Earlier this year at the 36th annual J.P. Morgan Healthcare Conference, Sanofi and Regeneron discussed the anticipated success of Kevzara (sarilumab), an interleukin 6 (IL-6) inhibitor approved in 2017 for moderate to severely active rheumatoid arthritis (RA) patients with an inadequate response or intolerance to at least one disease-modifying anti-rheumatic drug (DMARD). Kevzara is currently the second IL-6 inhibitor to gain approval for RA, eight years after the EMA’s approval of Genentech’s Actemra in 2009, which was followed by FDA approval in 2011.

Although Sanofi and Regeneron have high hopes for the performance of Kevzara, GlobalData anticipates the “me too” product of Actemra to face barriers to uptake given its price tag and the continued launch of biosimilars of anti-tumor necrosis factor (anti-TNFs).

Lines of Therapy

Current clinical practice advises the use of methotrexate as the first line of therapy for RA with the addition of conventional synthetic DMARDs (csDMARDs) until remission is reached. If remission or low disease activity cannot be reached by this approach, a biologic drug will likely be added, with anti-TNFs generally favored because of the extensive experience and comfort that rheumatologists have with their use.

First-generation anti-TNFs (Amgen’s Enbrel [etanercept], AbbVie’s Humira [adalimumab], and J&J’s Remicade [infliximab]) represent the first line of therapy for the biologic agents.

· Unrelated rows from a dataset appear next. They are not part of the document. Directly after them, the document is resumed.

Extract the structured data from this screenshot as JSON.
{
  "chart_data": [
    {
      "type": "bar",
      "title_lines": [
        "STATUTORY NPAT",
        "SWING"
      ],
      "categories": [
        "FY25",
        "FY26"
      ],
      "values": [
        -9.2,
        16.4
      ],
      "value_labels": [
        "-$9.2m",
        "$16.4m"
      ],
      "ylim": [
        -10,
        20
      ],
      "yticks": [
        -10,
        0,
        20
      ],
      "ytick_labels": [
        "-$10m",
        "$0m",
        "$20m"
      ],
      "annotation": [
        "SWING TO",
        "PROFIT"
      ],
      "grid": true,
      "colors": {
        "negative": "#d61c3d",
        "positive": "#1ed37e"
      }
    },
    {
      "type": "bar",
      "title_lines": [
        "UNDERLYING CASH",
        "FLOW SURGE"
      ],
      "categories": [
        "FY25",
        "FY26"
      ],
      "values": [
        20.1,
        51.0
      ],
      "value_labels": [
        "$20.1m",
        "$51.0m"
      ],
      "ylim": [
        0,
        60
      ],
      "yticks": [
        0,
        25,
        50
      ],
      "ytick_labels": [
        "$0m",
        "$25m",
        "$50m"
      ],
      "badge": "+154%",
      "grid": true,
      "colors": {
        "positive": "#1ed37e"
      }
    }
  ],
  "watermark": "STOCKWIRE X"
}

The second and third lines of therapy continue to favor anti-TNF agents, followed by other biologics, including Actemra, Bristol-Myers Squibb’s Orencia (abatacept), and Biogen/Genentech’s Rituxan (rituximab), as well as small molecules, such as Pfizer’s Xelajnz (tofacitinib).

Positioning Kevzara as a First-Line Biologic a Challenge

Sanofi and Regeneron have positioned Kevzara for the TNF-failure patient population or ahead of the anti-TNF drugs following failure with a csDMARD. That being said, GlobalData expects Sanofi and Regeneron to have difficulty marketing Kevzara as a first-line biologic. Anti-TNF inhibitors have been entrenched as first-line biologics for the treatment of RA for 20 years following the approval of Enbrel in 1998.

Although Kevzara is priced at a discount to two of the three first-generation anti-TNFs, Humira and Enbrel, with an annual cost of therapy (ACOT) of $39,000 in the U.S. in comparison with approximately $53,000, the launch of biosimilars has offered a cost-effective alternative with a discount of 10 percent to 35 percent to their branded counterparts across the seven major pharmaceutical markets (7MM — the U.S., 5EU [France, Germany, Italy, Spain, and the U.K.], and Japan).

Kevzara Will Likely Fall Short of Blockbuster Status

In addition, the ACOT of Kevzara in the U.S. is substantially higher than that of Actemra, with an ACOT of approximately $24,000, marking a significant challenge for Sanofi and Regeneron’s me-too product. Despite these challenges, Kevzara, the first fully human monoclonal antibody (mAb) against IL-6, touts a stronger safety profile than Actemra, which is a recombinant human mAb and does not offer the same safety advantages of a fully human mAb. As such, GlobalData forecasts Kevzara to generate sales upward of $700 million across the 7MM by 2026, marking a significant opportunity for Sanofi and Regeneron, but not quite blockbuster status.